The recommended checkout procedure in the Tiro and Fabius manuals includes a step for “Checking the Condition of the CO2 Absorbent.” This is a visual inspection intended to identify that the absorbent is present and the amount of indicator is not excessive. If this visual step is performed and a CO2 canister properly placed, the leak test will identify a leak if the integrity of the CO2 absorbent canister is compromised.

The Fabius Tiro and GS anesthesia delivery systems are also available with a loose fill CO2 absorbent canister option instead of the CLIC absorber. The loose fill canister must be in place and secured during the leak test; otherwise, a leak will be detected.

The concerns expressed above underscore the challenge of automating pre-anesthesia checkout procedures. No anesthesia system on the market has completely automated all aspects of the checkout procedures and eliminated the need for manual checkout. The current Pre-Anesthesia Checkout Guidelines published by the American Society of Anesthesiologists recognizes the need for both automated and manual procedures as well as the differences between anesthesia delivery systems.

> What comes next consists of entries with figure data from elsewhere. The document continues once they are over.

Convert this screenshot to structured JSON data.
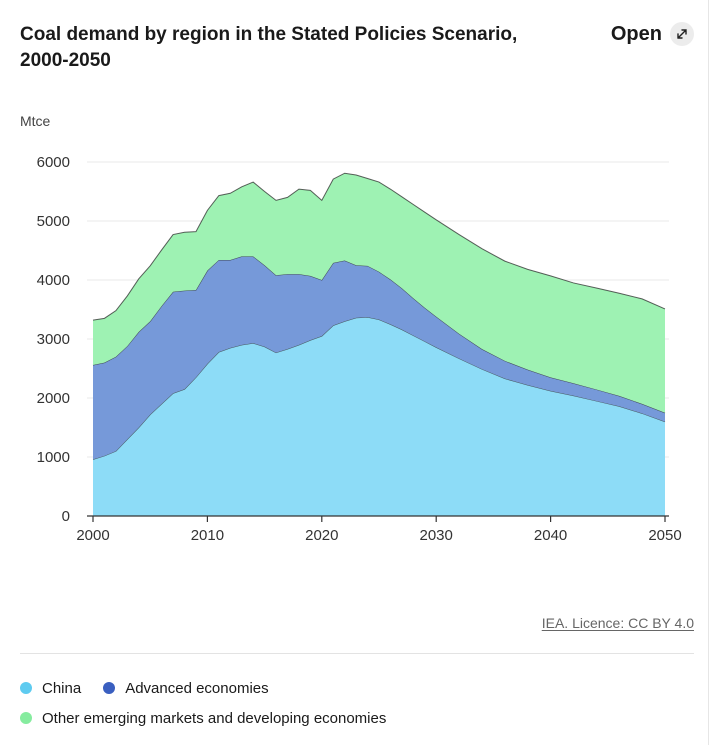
{
  "header": {
    "title": "Coal demand by region in the Stated Policies Scenario, 2000-2050",
    "open_label": "Open"
  },
  "source": {
    "label": "IEA. Licence: CC BY 4.0"
  },
  "chart_data": {
    "type": "area",
    "stacked": true,
    "title": "Coal demand by region in the Stated Policies Scenario, 2000-2050",
    "unit_label": "Mtce",
    "xlabel": "",
    "ylabel": "Mtce",
    "xlim": [
      2000,
      2050
    ],
    "ylim": [
      0,
      6000
    ],
    "x_ticks": [
      2000,
      2010,
      2020,
      2030,
      2040,
      2050
    ],
    "y_ticks": [
      0,
      1000,
      2000,
      3000,
      4000,
      5000,
      6000
    ],
    "grid": true,
    "legend_position": "bottom",
    "x": [
      2000,
      2001,
      2002,
      2003,
      2004,
      2005,
      2006,
      2007,
      2008,
      2009,
      2010,
      2011,
      2012,
      2013,
      2014,
      2015,
      2016,
      2017,
      2018,
      2019,
      2020,
      2021,
      2022,
      2023,
      2024,
      2025,
      2026,
      2027,
      2028,
      2029,
      2030,
      2032,
      2034,
      2036,
      2038,
      2040,
      2042,
      2044,
      2046,
      2048,
      2050
    ],
    "series": [
      {
        "name": "China",
        "color": "#8ddcf7",
        "values": [
          960,
          1020,
          1100,
          1300,
          1500,
          1720,
          1900,
          2080,
          2150,
          2350,
          2580,
          2780,
          2850,
          2900,
          2930,
          2870,
          2770,
          2830,
          2900,
          2980,
          3050,
          3230,
          3300,
          3360,
          3370,
          3330,
          3250,
          3160,
          3060,
          2960,
          2860,
          2670,
          2490,
          2330,
          2220,
          2120,
          2040,
          1950,
          1860,
          1740,
          1600
        ]
      },
      {
        "name": "Advanced economies",
        "color": "#7699d9",
        "values": [
          1600,
          1580,
          1600,
          1580,
          1620,
          1580,
          1660,
          1720,
          1670,
          1480,
          1580,
          1560,
          1490,
          1500,
          1470,
          1380,
          1310,
          1270,
          1200,
          1090,
          950,
          1060,
          1030,
          890,
          870,
          810,
          760,
          700,
          630,
          570,
          520,
          420,
          340,
          300,
          260,
          230,
          210,
          195,
          175,
          160,
          150
        ]
      },
      {
        "name": "Other emerging markets and developing economies",
        "color": "#9ef2b3",
        "values": [
          760,
          750,
          780,
          850,
          900,
          940,
          950,
          970,
          990,
          990,
          1020,
          1090,
          1130,
          1180,
          1260,
          1250,
          1270,
          1300,
          1440,
          1450,
          1350,
          1420,
          1480,
          1530,
          1480,
          1520,
          1530,
          1550,
          1590,
          1620,
          1640,
          1680,
          1700,
          1690,
          1700,
          1720,
          1700,
          1720,
          1740,
          1780,
          1760
        ]
      }
    ]
  },
  "legend": {
    "items": [
      {
        "label": "China",
        "color": "#5ecbf0"
      },
      {
        "label": "Advanced economies",
        "color": "#3a5fc0"
      },
      {
        "label": "Other emerging markets and developing economies",
        "color": "#86ec9f"
      }
    ]
  }
}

These guidelines are a useful resource for evaluating checkout procedures used for individual delivery systems (see

Users of the Dräger CLIC absorber must be aware of the potential disadvantages of that system. One disadvantage is highlighted in this report and can be eliminated by noting the presence of a properly placed absorbent canister before starting the automated leak test. The other disadvantage will be apparent if a cracked or leaking absorbent canister is replaced during patient care. The leak test cannot be performed during patient care without interrupting anesthesia delivery and ventilation. If a leak should become apparent after changing the canister during a case, the integrity of the canister should be suspected as the cause of the leak.

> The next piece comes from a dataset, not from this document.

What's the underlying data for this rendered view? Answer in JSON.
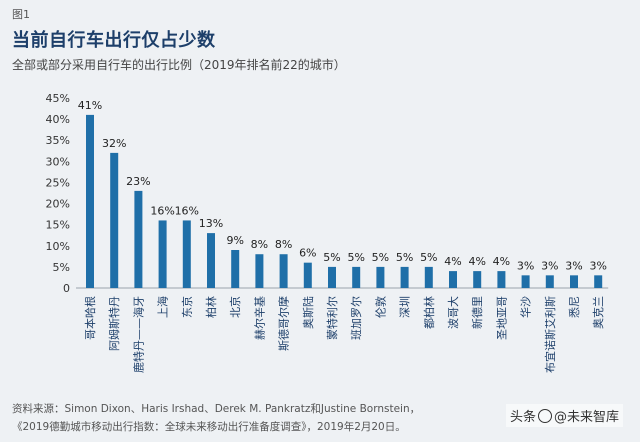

The value of capnography is also highlighted by this report. Increased inspired carbon dioxide concentration resulted from the absence of an absorbent canister and helped to identify the problem. It should be noted that CO2 absorbent is present in a circle system to deliver vapor efficiently by allowing rebreathing of exhaled gas, and is not required to prevent hypercarbia. When inspired CO2 results from absent or exhausted CO2 absorbent material, inspired CO2 can be eliminated by increasing fresh gas flow to exceed minute ventilation until the problem can be rectified.

Robert Clark
CareArea™ Director, Perioperative Care
Dräger Medical, Inc.

Jeffrey Feldman, MD, MSE
APSF Committee on Technology

The information in this column is provided for safety-related educational purposes only, and does not constitute medical or legal advice. Individual or group responses are only commentary, provided for purposes of education or discussion, and are neither statements of advice nor the opinions of APSF. It is not the intention of APSF to provide specific medical or legal advice or to endorse any specific views or recommendations in response to the inquiries posted. In no event shall APSF be responsible or liable, directly or indirectly, for any damage or loss caused or alleged to be caused by or in connection with the reliance on any such information.